Ésta es mi inquietud. Que sintáis toda esta vida de España. Que abráis vuestro corazón a la Unidad. Que aprovechemos la lección que estamos recibiendo. Vivimos los momentos más interesantes de nuestro siglo. No queremos la vida fácil y cómoda. Queremos la vida dura, la vida difícil, la vida de los pueblos viriles. Nos asomamos a Europa con títulos justos y legítimos. Quinientos mil muertos por la salvación y por la Unidad de España ofrecimos en la primera batalla europea del orden nuevo. No estamos ausentes de los problemas del mundo. No han prescrito nuestros derechos ni nuestras ambiciones; la España que tejió y dio su vida a un continente se encuentra ya con pulso y con virilidad. Tiene dos millones de guerreros dispuestos a enfrentarse en defensa de sus derechos. Pero no serían nada estos guerreros, no sería nada nuestro material, ni nuestra fortaleza, si entre las divisiones de un pueblo pudiera el enemigo abrir su brecha.

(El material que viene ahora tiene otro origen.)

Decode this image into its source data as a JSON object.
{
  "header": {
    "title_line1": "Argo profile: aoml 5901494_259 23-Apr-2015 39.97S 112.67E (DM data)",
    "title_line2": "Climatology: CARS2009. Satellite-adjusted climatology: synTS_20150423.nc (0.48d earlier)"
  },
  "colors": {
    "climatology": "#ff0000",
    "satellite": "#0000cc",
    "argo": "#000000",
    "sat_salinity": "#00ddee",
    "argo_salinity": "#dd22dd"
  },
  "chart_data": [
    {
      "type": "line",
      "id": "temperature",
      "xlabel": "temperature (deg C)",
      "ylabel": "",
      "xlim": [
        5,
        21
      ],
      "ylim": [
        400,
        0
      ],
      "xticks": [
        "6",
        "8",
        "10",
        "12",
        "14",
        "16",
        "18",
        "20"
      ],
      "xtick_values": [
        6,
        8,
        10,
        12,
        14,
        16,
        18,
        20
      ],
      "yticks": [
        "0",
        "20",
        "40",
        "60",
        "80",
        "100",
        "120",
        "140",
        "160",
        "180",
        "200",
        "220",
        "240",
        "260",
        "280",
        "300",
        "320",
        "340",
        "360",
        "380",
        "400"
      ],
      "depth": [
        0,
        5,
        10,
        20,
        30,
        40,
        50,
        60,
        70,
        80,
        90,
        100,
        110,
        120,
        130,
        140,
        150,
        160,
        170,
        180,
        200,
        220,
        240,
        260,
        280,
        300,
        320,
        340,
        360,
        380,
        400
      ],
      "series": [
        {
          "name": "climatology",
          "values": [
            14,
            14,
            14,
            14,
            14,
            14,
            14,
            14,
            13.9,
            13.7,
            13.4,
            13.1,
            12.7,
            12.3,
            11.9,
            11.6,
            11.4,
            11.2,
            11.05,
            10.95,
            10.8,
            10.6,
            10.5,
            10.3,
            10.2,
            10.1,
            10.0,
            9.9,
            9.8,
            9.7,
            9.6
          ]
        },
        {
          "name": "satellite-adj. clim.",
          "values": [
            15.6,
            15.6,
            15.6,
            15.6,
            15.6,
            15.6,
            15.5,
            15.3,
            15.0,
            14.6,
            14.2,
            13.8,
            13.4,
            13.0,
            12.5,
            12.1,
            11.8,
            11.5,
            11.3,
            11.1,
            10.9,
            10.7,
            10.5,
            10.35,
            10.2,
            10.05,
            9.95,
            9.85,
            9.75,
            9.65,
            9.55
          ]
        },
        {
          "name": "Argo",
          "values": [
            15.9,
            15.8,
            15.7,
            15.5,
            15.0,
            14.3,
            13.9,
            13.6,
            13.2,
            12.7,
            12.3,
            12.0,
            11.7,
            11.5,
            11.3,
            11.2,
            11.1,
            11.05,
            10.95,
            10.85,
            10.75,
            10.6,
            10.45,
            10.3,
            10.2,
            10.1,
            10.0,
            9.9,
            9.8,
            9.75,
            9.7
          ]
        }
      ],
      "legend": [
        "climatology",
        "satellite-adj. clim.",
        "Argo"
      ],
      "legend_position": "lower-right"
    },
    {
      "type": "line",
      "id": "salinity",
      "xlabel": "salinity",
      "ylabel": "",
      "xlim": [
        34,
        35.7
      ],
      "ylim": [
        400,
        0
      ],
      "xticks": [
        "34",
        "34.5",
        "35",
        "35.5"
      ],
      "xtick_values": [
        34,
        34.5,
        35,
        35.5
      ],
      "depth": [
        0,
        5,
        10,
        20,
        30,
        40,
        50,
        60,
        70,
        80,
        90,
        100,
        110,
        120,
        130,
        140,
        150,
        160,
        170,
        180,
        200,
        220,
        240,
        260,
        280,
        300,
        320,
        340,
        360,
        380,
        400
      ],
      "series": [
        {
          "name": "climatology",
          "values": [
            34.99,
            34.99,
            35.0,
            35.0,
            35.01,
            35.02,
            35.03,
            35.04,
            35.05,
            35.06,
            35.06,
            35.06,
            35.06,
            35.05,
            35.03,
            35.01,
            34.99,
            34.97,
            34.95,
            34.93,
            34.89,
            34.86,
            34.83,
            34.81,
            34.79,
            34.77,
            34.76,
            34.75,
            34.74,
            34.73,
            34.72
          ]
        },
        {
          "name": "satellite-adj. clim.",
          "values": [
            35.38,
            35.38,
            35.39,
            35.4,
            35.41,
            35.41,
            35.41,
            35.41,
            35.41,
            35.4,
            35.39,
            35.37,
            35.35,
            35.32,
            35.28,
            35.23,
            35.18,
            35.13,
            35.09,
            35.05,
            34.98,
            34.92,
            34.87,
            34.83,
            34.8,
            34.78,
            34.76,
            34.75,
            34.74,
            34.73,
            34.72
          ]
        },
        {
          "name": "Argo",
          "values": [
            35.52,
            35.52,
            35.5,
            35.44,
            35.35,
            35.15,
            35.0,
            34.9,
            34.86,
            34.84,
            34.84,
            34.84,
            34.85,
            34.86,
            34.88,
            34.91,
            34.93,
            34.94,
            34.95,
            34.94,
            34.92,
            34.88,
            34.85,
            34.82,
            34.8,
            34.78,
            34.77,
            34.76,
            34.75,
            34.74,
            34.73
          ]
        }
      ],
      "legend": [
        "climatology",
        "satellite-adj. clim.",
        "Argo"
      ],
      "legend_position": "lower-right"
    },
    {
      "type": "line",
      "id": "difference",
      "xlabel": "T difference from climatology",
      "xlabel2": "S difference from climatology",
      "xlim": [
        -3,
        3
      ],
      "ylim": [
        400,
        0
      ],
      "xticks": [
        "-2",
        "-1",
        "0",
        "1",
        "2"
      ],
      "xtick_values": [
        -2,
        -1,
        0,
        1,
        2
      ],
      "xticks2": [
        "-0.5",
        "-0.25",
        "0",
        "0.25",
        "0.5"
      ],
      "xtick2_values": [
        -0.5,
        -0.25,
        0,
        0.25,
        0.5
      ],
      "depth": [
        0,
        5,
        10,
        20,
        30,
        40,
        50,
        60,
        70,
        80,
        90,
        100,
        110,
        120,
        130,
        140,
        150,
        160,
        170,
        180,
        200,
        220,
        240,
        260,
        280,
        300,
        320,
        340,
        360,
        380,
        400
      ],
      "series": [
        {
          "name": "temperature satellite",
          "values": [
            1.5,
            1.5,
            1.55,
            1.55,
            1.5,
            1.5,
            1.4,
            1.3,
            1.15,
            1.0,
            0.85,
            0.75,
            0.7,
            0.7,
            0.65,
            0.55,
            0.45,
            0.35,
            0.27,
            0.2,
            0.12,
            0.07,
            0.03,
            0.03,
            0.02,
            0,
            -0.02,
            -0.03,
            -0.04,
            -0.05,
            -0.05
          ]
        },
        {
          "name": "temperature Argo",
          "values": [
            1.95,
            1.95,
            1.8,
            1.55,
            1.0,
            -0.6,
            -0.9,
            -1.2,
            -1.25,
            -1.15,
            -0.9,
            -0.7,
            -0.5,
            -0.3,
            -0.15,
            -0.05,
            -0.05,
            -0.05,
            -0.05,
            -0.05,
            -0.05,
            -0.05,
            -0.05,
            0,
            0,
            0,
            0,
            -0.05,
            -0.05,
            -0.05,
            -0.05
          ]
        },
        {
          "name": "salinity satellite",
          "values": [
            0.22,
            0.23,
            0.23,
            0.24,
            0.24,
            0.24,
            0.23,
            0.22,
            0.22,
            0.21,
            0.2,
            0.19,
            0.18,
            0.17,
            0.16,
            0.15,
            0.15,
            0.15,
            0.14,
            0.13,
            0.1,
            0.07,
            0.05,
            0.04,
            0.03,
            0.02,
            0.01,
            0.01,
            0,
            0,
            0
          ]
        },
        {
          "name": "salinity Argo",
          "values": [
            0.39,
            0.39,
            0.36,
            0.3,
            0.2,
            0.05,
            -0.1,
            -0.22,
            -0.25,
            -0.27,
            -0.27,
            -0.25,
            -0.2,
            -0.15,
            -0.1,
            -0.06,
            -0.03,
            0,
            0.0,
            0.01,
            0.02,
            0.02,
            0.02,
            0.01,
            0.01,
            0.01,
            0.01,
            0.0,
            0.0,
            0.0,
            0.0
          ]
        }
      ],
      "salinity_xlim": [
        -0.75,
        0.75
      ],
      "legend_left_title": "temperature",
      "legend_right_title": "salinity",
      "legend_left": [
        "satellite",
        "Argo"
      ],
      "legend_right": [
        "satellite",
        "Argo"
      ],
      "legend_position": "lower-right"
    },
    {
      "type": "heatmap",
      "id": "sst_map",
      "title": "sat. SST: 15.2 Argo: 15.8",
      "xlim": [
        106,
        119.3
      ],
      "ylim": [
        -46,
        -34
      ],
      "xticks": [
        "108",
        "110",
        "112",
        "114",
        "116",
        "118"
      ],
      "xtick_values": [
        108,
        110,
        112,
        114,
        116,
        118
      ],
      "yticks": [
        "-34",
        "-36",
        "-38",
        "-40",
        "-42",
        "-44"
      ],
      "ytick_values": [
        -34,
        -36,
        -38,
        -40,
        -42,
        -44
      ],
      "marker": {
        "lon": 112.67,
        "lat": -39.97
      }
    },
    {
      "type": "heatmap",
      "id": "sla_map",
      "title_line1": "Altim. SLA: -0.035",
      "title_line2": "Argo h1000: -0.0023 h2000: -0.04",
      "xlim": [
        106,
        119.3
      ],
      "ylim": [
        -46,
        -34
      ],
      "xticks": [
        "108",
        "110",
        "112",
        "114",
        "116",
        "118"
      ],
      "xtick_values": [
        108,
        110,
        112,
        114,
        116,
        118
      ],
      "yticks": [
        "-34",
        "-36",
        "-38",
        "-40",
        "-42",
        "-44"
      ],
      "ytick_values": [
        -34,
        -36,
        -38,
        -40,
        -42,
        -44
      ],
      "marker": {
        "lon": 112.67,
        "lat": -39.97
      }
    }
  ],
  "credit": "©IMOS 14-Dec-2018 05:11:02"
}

Yo estoy seguro de que ahora y siempre habréis de formar alrededor de mí el cuadro. Yo estoy convencido de que vosotros, que convivís con el pueblo, sabréis comprenderlo, pues no en vano, en las reuniones castrenses y en vuestros cuarteles he visto yo llorar de emoción a los jefes y a los oficiales al recibir las confidencias y las pequeñas miserias de la vida de sus soldados. Si la vida de España ha de ser milicia necesita de las virtudes militares y del espíritu de disciplina. Es el Ejército espejo en que la nación se mira, y por ello, hoy, en que la gran inquietud de España se va haciendo carne con esta Revolución nacional, que ha de elevar a tantas clases y ha de dar satisfacción, y, por lo menos, la sonrisa al enemigo, ya que no le podemos dar la alegría, habéis de ser vosotros el más fuerte jalón que hemos de poner en el camino, con toda la comprensión, con toda la grandeza del espíritu, con toda vuestra lealtad y con toda vuestra disciplina.
Disciplina, que es nervio de las virtudes castrenses. Disciplina y Unidad, que son el secreto de esas fantásticas victorias de los campos de Europa. Que no admite reservas, condición ni menoscabo. Disciplina, que tiene un hermoso ejemplo de meditación en ese hombre caído, sobre una camilla parda, que no preguntó ni adónde iba ni cómo le mandaban. Esa es la disciplina. Uno que manda, con su empleo responsable ante las jerarquías superiores, cuando no ante el supremo juicio de la Historia, y otros que, ciegos, le siguen y obedecen, como siguieron a Fernando e Isabel, como siguieron a nuestros caudillos en las tierras remotas de América y como me seguiréis vosotros.
En homenaje a nuestros muertos, en recuerdo de éstos, afirmad conmigo: ¡Arriba España!.